Nos interactions avec le Canada sont vastes et profondes. Nous travaillons avec beaucoup de partenaires de confiance au Canada, dont la Chambre de commerce américaine au Canada, ainsi que le Conseil canadien des chefs d'entreprise, et bien sûr, nous entretenons une relation très spéciale avec la Chambre de commerce du Canada. En plus de ce second rapport conjoint sur la frontière, nous allons tenir ensemble, le 18 novembre prochain, ce qui est en train de devenir une conférence annuelle sur les relations Canada-États-Unis à Washington. Aujourd'hui, la Chambre de commerce des États-Unis a eu le plaisir de se joindre à la Chambre de commerce du Canada pour rencontrer bon nombre de vos collègues parlementaires et de hauts fonctionnaires fédéraux au sujet de notre rapport conjoint. Le 18 novembre, nous allons avoir la chance d'accueillir la Chambre de commerce du Canada à l'occasion d'une visite réciproque, au cours de laquelle nous allons essayer de faire valoir ces recommandations auprès des principaux représentants au Congrès et des dirigeants de notre administration.

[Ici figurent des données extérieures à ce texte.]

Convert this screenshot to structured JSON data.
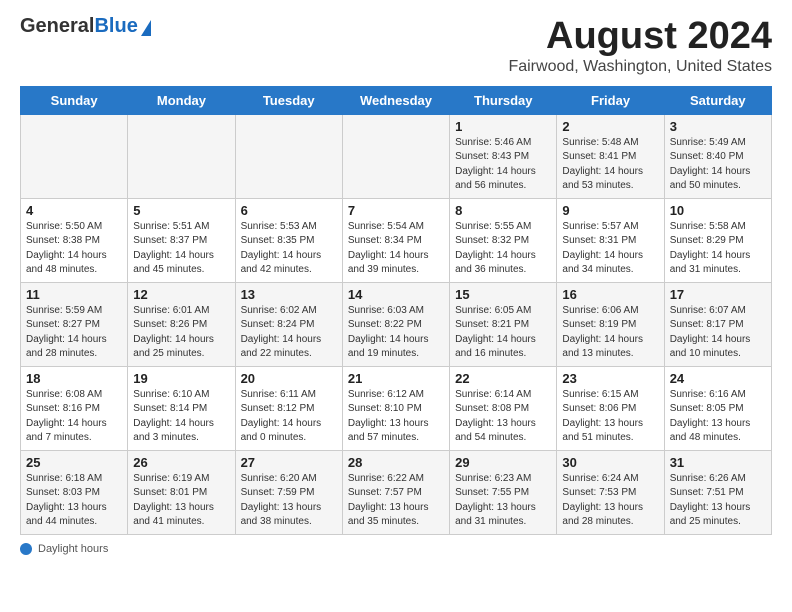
{
  "header": {
    "logo_general": "General",
    "logo_blue": "Blue",
    "month_title": "August 2024",
    "location": "Fairwood, Washington, United States"
  },
  "calendar": {
    "days_of_week": [
      "Sunday",
      "Monday",
      "Tuesday",
      "Wednesday",
      "Thursday",
      "Friday",
      "Saturday"
    ],
    "weeks": [
      [
        {
          "day": "",
          "info": ""
        },
        {
          "day": "",
          "info": ""
        },
        {
          "day": "",
          "info": ""
        },
        {
          "day": "",
          "info": ""
        },
        {
          "day": "1",
          "info": "Sunrise: 5:46 AM\nSunset: 8:43 PM\nDaylight: 14 hours\nand 56 minutes."
        },
        {
          "day": "2",
          "info": "Sunrise: 5:48 AM\nSunset: 8:41 PM\nDaylight: 14 hours\nand 53 minutes."
        },
        {
          "day": "3",
          "info": "Sunrise: 5:49 AM\nSunset: 8:40 PM\nDaylight: 14 hours\nand 50 minutes."
        }
      ],
      [
        {
          "day": "4",
          "info": "Sunrise: 5:50 AM\nSunset: 8:38 PM\nDaylight: 14 hours\nand 48 minutes."
        },
        {
          "day": "5",
          "info": "Sunrise: 5:51 AM\nSunset: 8:37 PM\nDaylight: 14 hours\nand 45 minutes."
        },
        {
          "day": "6",
          "info": "Sunrise: 5:53 AM\nSunset: 8:35 PM\nDaylight: 14 hours\nand 42 minutes."
        },
        {
          "day": "7",
          "info": "Sunrise: 5:54 AM\nSunset: 8:34 PM\nDaylight: 14 hours\nand 39 minutes."
        },
        {
          "day": "8",
          "info": "Sunrise: 5:55 AM\nSunset: 8:32 PM\nDaylight: 14 hours\nand 36 minutes."
        },
        {
          "day": "9",
          "info": "Sunrise: 5:57 AM\nSunset: 8:31 PM\nDaylight: 14 hours\nand 34 minutes."
        },
        {
          "day": "10",
          "info": "Sunrise: 5:58 AM\nSunset: 8:29 PM\nDaylight: 14 hours\nand 31 minutes."
        }
      ],
      [
        {
          "day": "11",
          "info": "Sunrise: 5:59 AM\nSunset: 8:27 PM\nDaylight: 14 hours\nand 28 minutes."
        },
        {
          "day": "12",
          "info": "Sunrise: 6:01 AM\nSunset: 8:26 PM\nDaylight: 14 hours\nand 25 minutes."
        },
        {
          "day": "13",
          "info": "Sunrise: 6:02 AM\nSunset: 8:24 PM\nDaylight: 14 hours\nand 22 minutes."
        },
        {
          "day": "14",
          "info": "Sunrise: 6:03 AM\nSunset: 8:22 PM\nDaylight: 14 hours\nand 19 minutes."
        },
        {
          "day": "15",
          "info": "Sunrise: 6:05 AM\nSunset: 8:21 PM\nDaylight: 14 hours\nand 16 minutes."
        },
        {
          "day": "16",
          "info": "Sunrise: 6:06 AM\nSunset: 8:19 PM\nDaylight: 14 hours\nand 13 minutes."
        },
        {
          "day": "17",
          "info": "Sunrise: 6:07 AM\nSunset: 8:17 PM\nDaylight: 14 hours\nand 10 minutes."
        }
      ],
      [
        {
          "day": "18",
          "info": "Sunrise: 6:08 AM\nSunset: 8:16 PM\nDaylight: 14 hours\nand 7 minutes."
        },
        {
          "day": "19",
          "info": "Sunrise: 6:10 AM\nSunset: 8:14 PM\nDaylight: 14 hours\nand 3 minutes."
        },
        {
          "day": "20",
          "info": "Sunrise: 6:11 AM\nSunset: 8:12 PM\nDaylight: 14 hours\nand 0 minutes."
        },
        {
          "day": "21",
          "info": "Sunrise: 6:12 AM\nSunset: 8:10 PM\nDaylight: 13 hours\nand 57 minutes."
        },
        {
          "day": "22",
          "info": "Sunrise: 6:14 AM\nSunset: 8:08 PM\nDaylight: 13 hours\nand 54 minutes."
        },
        {
          "day": "23",
          "info": "Sunrise: 6:15 AM\nSunset: 8:06 PM\nDaylight: 13 hours\nand 51 minutes."
        },
        {
          "day": "24",
          "info": "Sunrise: 6:16 AM\nSunset: 8:05 PM\nDaylight: 13 hours\nand 48 minutes."
        }
      ],
      [
        {
          "day": "25",
          "info": "Sunrise: 6:18 AM\nSunset: 8:03 PM\nDaylight: 13 hours\nand 44 minutes."
        },
        {
          "day": "26",
          "info": "Sunrise: 6:19 AM\nSunset: 8:01 PM\nDaylight: 13 hours\nand 41 minutes."
        },
        {
          "day": "27",
          "info": "Sunrise: 6:20 AM\nSunset: 7:59 PM\nDaylight: 13 hours\nand 38 minutes."
        },
        {
          "day": "28",
          "info": "Sunrise: 6:22 AM\nSunset: 7:57 PM\nDaylight: 13 hours\nand 35 minutes."
        },
        {
          "day": "29",
          "info": "Sunrise: 6:23 AM\nSunset: 7:55 PM\nDaylight: 13 hours\nand 31 minutes."
        },
        {
          "day": "30",
          "info": "Sunrise: 6:24 AM\nSunset: 7:53 PM\nDaylight: 13 hours\nand 28 minutes."
        },
        {
          "day": "31",
          "info": "Sunrise: 6:26 AM\nSunset: 7:51 PM\nDaylight: 13 hours\nand 25 minutes."
        }
      ]
    ]
  },
  "footer": {
    "note": "Daylight hours"
  }
}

Vous devez aussi savoir que nous travaillons avec assiduité à réparer le tort que les dispositions protectionnistes incluses dans le programme de relance des États-Unis et la American Recovery and Reinvestment Act ont causé aux chaînes d'approvisionnement à notre frontière commune. Aujourd'hui, à Detroit, le président de la Chambre de commerce des États-Unis, Tom Donohue, s'est exprimé avec conviction sur cette question, pour souligner l'importance de résister au protectionnisme en général. Notre ferme engagement avec le Canada commence avec M. Donohue pour se poursuivre dans toute notre organisation.

Nous avons également publié aujourd'hui une étude qui présente l'incidence aux États-Unis de mesures protectionnistes comme le « Buy American », et ce rapport conclut qu'elles nous ont fait perdre 500 000 emplois aux États-Unis.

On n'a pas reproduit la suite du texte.